Archives of Maryland
(Biographical Series)

John Sweeney
MSA SC 3520-18168

Biography:

John Sweeney enlisted in the Fourth Independent Company of Maryland troops on February 2, 1776.[1] This group of soldiers was raised in an effort to protect Maryland from any attacks the British might launch. The nine companies of Colonel William Smallwood’s battalion were stationed in Baltimore and Annapolis while the independent companies were split between the Eastern and Western shores to protect key commercial centers. Sweeney and the Fourth Independent were placed at Oxford in Talbot County under the command of Captain James Hindman.[2] 

In July of 1776, Sweeney and his company were ordered to leave Oxford and march to New York to aid the Continental Army in their impending clash with the British.[3] A few weeks after they arrived, on August 27, 1776, they faced the British in the first major engagement of the Revolutionary War, the Battle of Brooklyn.

The battle was a disaster for the Continental Army. It was quickly outflanked in the course of the battle and soldiers were forced to retreat by swimming through Gowanus Creek under enemy fire. The entire Continental Army and George Washington himself faced imminent destruction as a result. They were saved, however, by the bravery of a group of soldiers who came to be known as the Maryland 400. In the midst of the frantic retreat, the Maryland 400 launched a daring counterattack and held off the British long enough for Washington and his army to escape annihilation. Two hundred and fifty-six Maryland soldiers were either killed or captured as a result of their courage. 
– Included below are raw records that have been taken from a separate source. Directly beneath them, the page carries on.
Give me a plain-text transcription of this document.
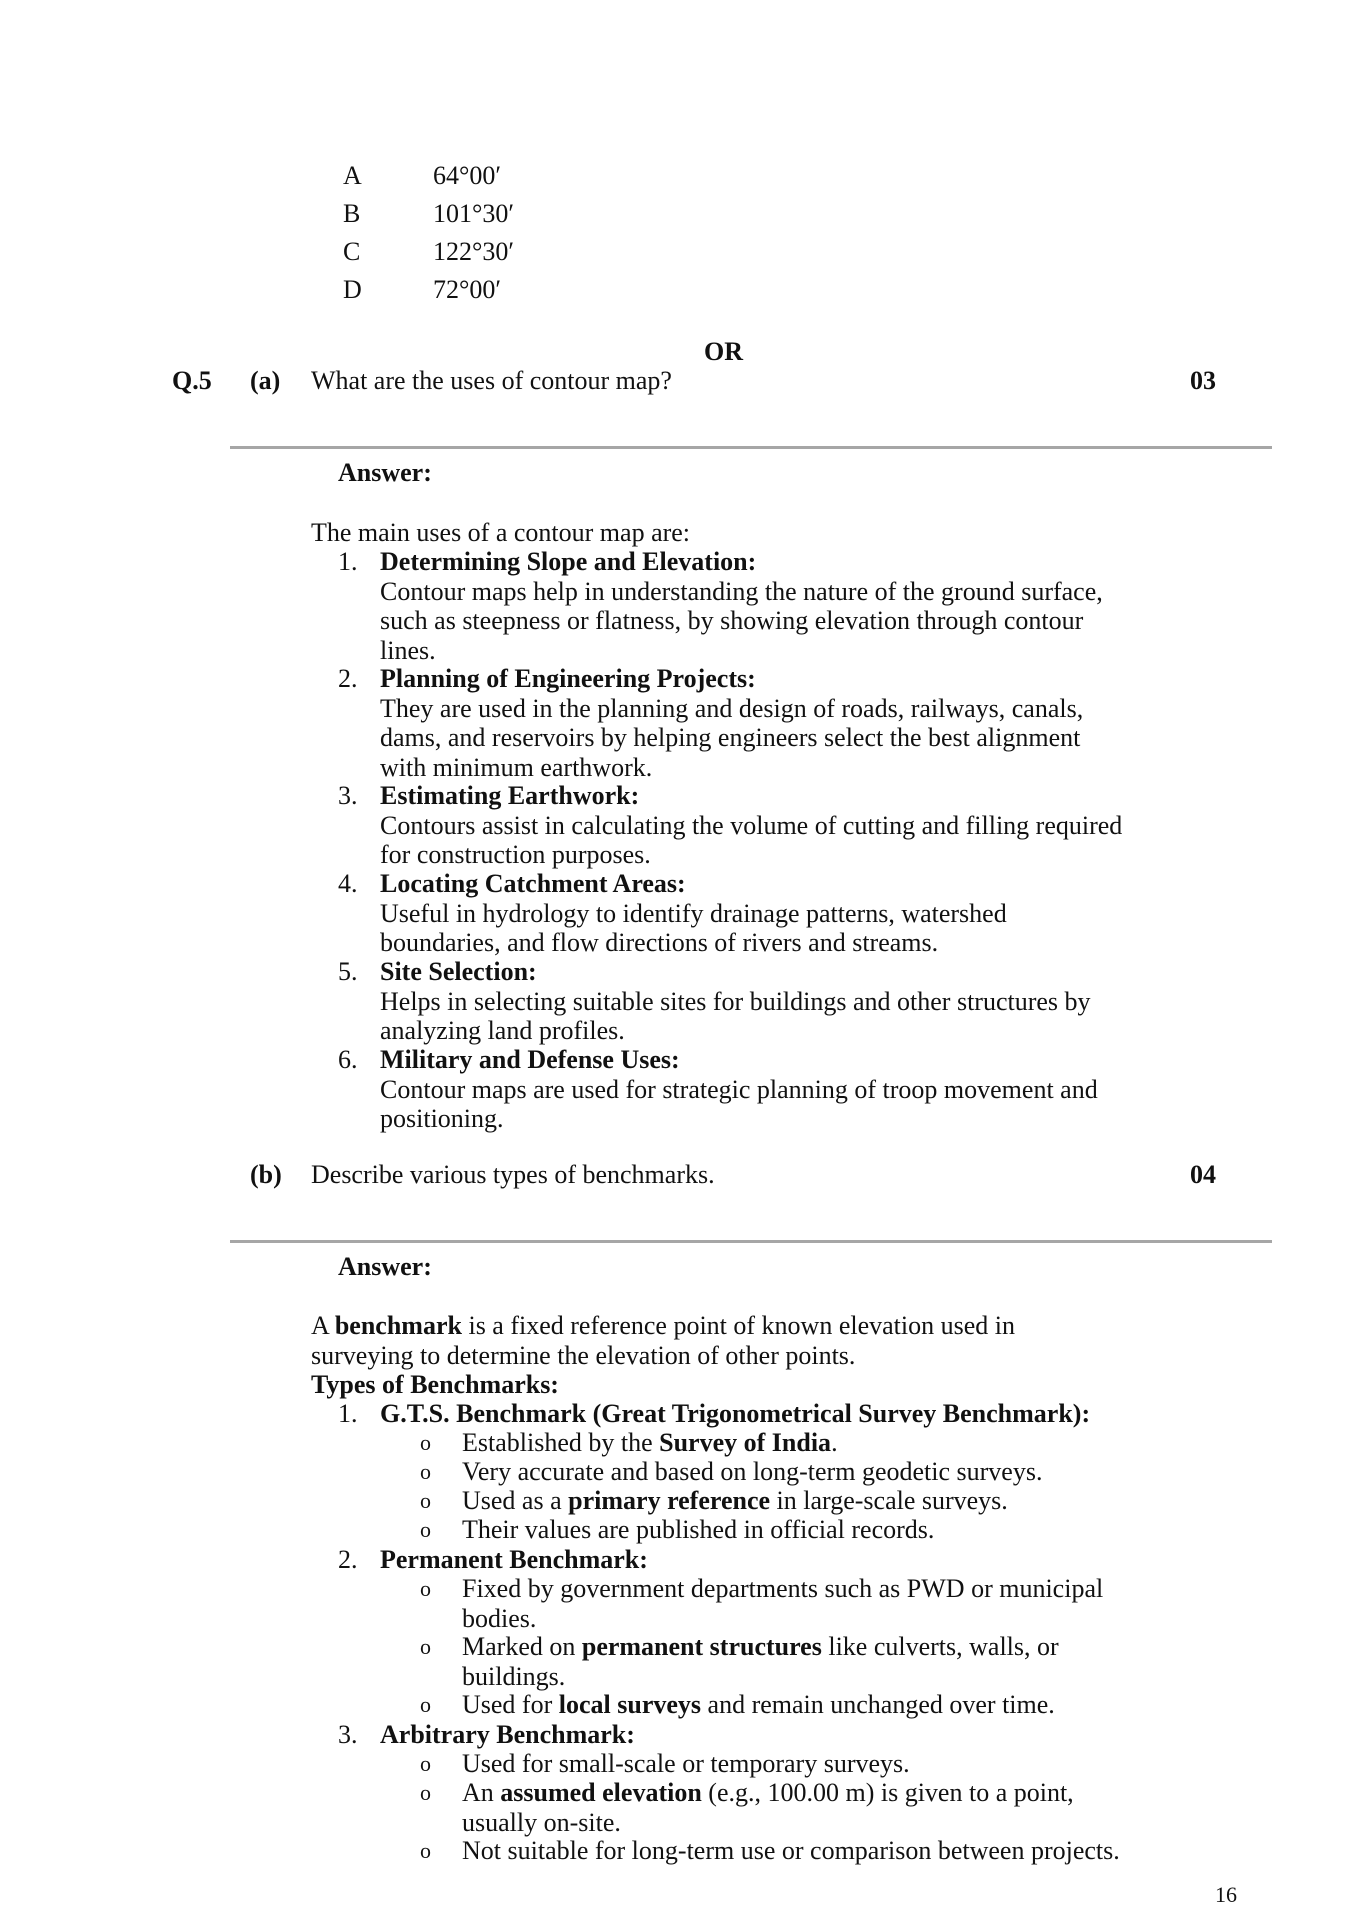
A	64°00′
B	101°30′
C	122°30′
D	72°00′
OR
Q.5 (a) What are the uses of contour map?	03
Answer:
The main uses of a contour map are:
1. Determining Slope and Elevation:
Contour maps help in understanding the nature of the ground surface,
such as steepness or flatness, by showing elevation through contour
lines.
2. Planning of Engineering Projects:
They are used in the planning and design of roads, railways, canals,
dams, and reservoirs by helping engineers select the best alignment
with minimum earthwork.
3. Estimating Earthwork:
Contours assist in calculating the volume of cutting and filling required
for construction purposes.
4. Locating Catchment Areas:
Useful in hydrology to identify drainage patterns, watershed
boundaries, and flow directions of rivers and streams.
5. Site Selection:
Helps in selecting suitable sites for buildings and other structures by
analyzing land profiles.
6. Military and Defense Uses:
Contour maps are used for strategic planning of troop movement and
positioning.
(b) Describe various types of benchmarks.	04
Answer:
A benchmark is a fixed reference point of known elevation used in
surveying to determine the elevation of other points.
Types of Benchmarks:
1. G.T.S. Benchmark (Great Trigonometrical Survey Benchmark):
o Established by the Survey of India.
o Very accurate and based on long-term geodetic surveys.
o Used as a primary reference in large-scale surveys.
o Their values are published in official records.
2. Permanent Benchmark:
o Fixed by government departments such as PWD or municipal
bodies.
o Marked on permanent structures like culverts, walls, or
buildings.
o Used for local surveys and remain unchanged over time.
3. Arbitrary Benchmark:
o Used for small-scale or temporary surveys.
o An assumed elevation (e.g., 100.00 m) is given to a point,
usually on-site.
o Not suitable for long-term use or comparison between projects.
16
Sweeney was present at the Battle of Brooklyn, but the Fourth Independent Company saw relatively little combat there. The company was even chastised for their alleged non-participation by other Americans. Captain Hindman defended his company, however, and insisted that they wanted to take a more active role, but their orders prevented them from doing so. He wrote in a letter to Daniel of St. Thomas Jenifer, “I have had the vanity to think the company I have had the honor to command have behaved themselves as well as in the service, notwithstanding the dark insinuations that have been thrown out to their prejudice, and will refer to Col Smallwood for their behaviour and conduct since they have been under his command”.[4]

Sweeney saw combat again at the Battle of White Plains, where the Maryland troops continued to cover the Continental Army’s retreat. Sweeney was most likely present at the battles of Trenton and Princeton as well.

At the beginning of 1777, the issue of expiring enlistments came to call. After witnessing four gruesome battles and suffering the privations of an ill-supplied army, Sweeney decided that he had seen enough of war. He chose not to reenlist in the Continental Army.

Sweeney’s life after leaving the army is a mystery. No record of him can be found after his service in 1776.

Jillian Curran, Explore America Research Intern, 2019

Notes:

[1] Muster Rolls and Other Records of Service of Maryland Troops in the American Revolution, Archives of Maryland Online, vol. 18, p. 25.

[2] Mark Andrew Tacyn, “‘To the End:’ The First Maryland Regiment and the American Revolution” (PhD diss., University of Maryland College Park, 1999), 34.

[3] Tacyn, 44.

[4] Journal and Correspondence of the Maryland Council of Safety, July 7: December 31, 1776, Archives of Maryland Online, vol. 12,  p. 346.